Le président ivoirien, Alassane Ouattara, a dirigé ce jeudi 12 février 2026 une réunion cruciale du Conseil national de sécurité (CNS). Entre bilan sécuritaire historique et gestion de la crise humanitaire aux frontières, avec un afflux de 115 000 réfugiés, l’État réaffirme sa stabilité.

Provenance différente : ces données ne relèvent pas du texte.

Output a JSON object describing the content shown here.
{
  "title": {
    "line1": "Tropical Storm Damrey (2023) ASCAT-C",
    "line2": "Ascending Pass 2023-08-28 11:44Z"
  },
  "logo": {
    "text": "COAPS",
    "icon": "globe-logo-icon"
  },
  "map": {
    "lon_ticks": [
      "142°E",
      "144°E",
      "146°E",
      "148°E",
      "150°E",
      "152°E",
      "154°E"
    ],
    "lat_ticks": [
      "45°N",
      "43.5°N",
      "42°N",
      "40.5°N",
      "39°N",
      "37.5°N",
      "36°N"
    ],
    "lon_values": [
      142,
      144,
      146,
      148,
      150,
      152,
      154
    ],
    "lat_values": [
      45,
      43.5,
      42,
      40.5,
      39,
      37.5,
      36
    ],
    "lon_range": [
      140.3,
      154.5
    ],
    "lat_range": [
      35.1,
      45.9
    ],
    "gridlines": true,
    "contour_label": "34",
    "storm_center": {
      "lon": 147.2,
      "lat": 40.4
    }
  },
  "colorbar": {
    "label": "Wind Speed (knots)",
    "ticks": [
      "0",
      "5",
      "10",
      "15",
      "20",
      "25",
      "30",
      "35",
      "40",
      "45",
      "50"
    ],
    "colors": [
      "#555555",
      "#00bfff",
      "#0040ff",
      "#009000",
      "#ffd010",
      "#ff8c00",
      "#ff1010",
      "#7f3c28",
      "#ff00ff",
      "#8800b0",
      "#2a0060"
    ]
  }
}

La Côte d’Ivoire fait face à une pression migratoire sans précédent. Lors de sa première session de l’année, Conseil national de sécurité a révélé avoir été « informé de l’augmentation du nombre de réfugiés en provenance de ces pays, portant à plus de 115 000, le nombre total de demandeurs d’asile ».
Ces réfugiés proviennent majoritairement du Burkina Faso, de la Guinée, du Mali et du Ghana. Devant cette hausse notable, le chef de l’État a instruit le secrétaire exécutif du CNS de renforcer la coordination de l’enregistrement biométrique.
Cette mesure vise à garantir une assistance humanitaire efficace, non seulement pour les réfugiés, mais aussi pour les communautés ivoiriennes hôtes. Le gouvernement prévoit également de faciliter le retour volontaire des demandeurs d’asile, sur le modèle des opérations déjà réalisées avec le Ghana.
Au-delà de la question migratoire, le Conseil a dressé un bilan exhaustif de la période 2012-2025. Les chiffres témoignent d’une transformation profonde de l’appareil sécuritaire : l’Indice de sécurité est passé de 3,6 en 2012 à 1,53 en 2025 et l’on note une baisse de l’insécurité de 77,5 %.
Ces résultats sont le fruit des réformes structurelles menées par le Gouvernement de Côte d’Ivoire, incluant la lutte contre le terrorisme, l’orpaillage illégal et, plus récemment, la sécurisation des produits agricoles de rente.
Malgré ces succès, une ombre subsiste au tableau : la persistance des accidents de la circulation. En réponse, le Premier ministre présentera très prochainement en Conseil des ministres des « mesures d’envergure » pour réduire drastiquement ce fléau sur les routes ivoiriennes.